[AAA] Le tournant design face à la communication : Inscriptions socio-économiques, défis théoriques et nouveaux enjeux
Coordonné par Fabien Bonnet (Cresat, UHA), Fabienne Martin-Juchat (Gresec, UGA)
Appel à contributions pour la revue ATIC
Approches Théoriques en Information-Communication
https://www.cairn.info/revue-approches-theoriques-en-information-communication.htm?contenu=apropos
Depuis une dizaine d’années, l’institutionnalisation des pratiques de design est apparue comme une forme de réponse apportée dans les organisations à des injonctions toujours formulées en termes de compétitivité́ et d’innovation. En 2021 en France, selon la Banque Publique d’Investissement (BPI) « Le design serait le levier de la compétitivité́ ». Ces pratiques seraient caractérisées par une forme de réflexivité́ (Schön, 1983), laquelle trouve une forme d’expression marquante dans la richesse des travaux de recherche développés à l’échelle internationale dans le cadre des Design Studies et, en France, avec une ambition épistémologique marquée, dans celui des Sciences du Design (Vial & Findeli 2015). Mais que ce soit en termes de complexité́ des projets à mener (Buchanan, 1992), en termes de signification attribuée par les publics à ce projet (Krippendorff, 2005 ; Verganti, 2008) ou en termes d’amélioration de l’« habitabilité́ du monde » (Findeli, 2010), ces travaux semblent témoigner d’une même intention de renouveler les processus de conception en particulier par des approches centrées sur les usagers, lesquelles pourront même être envisagées, en contexte organisationnel, en termes de management des parties prenantes.
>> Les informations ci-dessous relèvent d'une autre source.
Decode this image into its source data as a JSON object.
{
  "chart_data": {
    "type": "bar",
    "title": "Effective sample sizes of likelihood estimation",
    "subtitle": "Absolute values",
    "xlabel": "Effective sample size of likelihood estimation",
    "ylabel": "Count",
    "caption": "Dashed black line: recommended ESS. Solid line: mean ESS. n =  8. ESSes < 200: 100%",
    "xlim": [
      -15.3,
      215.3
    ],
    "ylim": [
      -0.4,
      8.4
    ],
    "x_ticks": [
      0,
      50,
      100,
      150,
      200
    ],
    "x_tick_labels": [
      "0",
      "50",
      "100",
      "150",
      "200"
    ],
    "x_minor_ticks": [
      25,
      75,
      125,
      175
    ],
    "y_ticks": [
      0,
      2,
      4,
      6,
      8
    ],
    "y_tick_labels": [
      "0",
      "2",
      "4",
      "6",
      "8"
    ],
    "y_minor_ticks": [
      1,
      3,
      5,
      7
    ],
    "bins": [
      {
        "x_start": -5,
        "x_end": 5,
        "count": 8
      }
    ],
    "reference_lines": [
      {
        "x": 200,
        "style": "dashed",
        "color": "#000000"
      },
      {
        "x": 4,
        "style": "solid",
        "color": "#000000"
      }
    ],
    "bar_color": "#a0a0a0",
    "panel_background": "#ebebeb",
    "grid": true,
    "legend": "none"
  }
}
Les pratiques design – disons les designs (design graphique, scénique, management, d’objets, etc.) – permettraient de mieux prendre en compte les problèmes rencontrés, les attentes, dont celle de l’usager, son besoin social d’engagement, en lui proposant, à des degrés divers, d’être acteurs des projets (Berrebi-Hoffman, Bureau & Lallement, 2018 ; Özdirlik & Pallez 2017). Partant d’une prise en compte des dimensions sociale et anthropologique, les projets développés dans le cadre de ce type de démarche seraient en mesure de « mieux » configurer notre environnement, la vie privée, professionnelle et publique et, à ce titre, les sociétés modernes dans leur ensemble. Porteurs de ces dimensions à la fois collaborative et utopique, ils seraient davantage porteurs d’innovations, assurant notamment des fonctions de communication (Darras, Vial, 2017 ; Bonnet, Mitropoulou, Wilhelm, 2019).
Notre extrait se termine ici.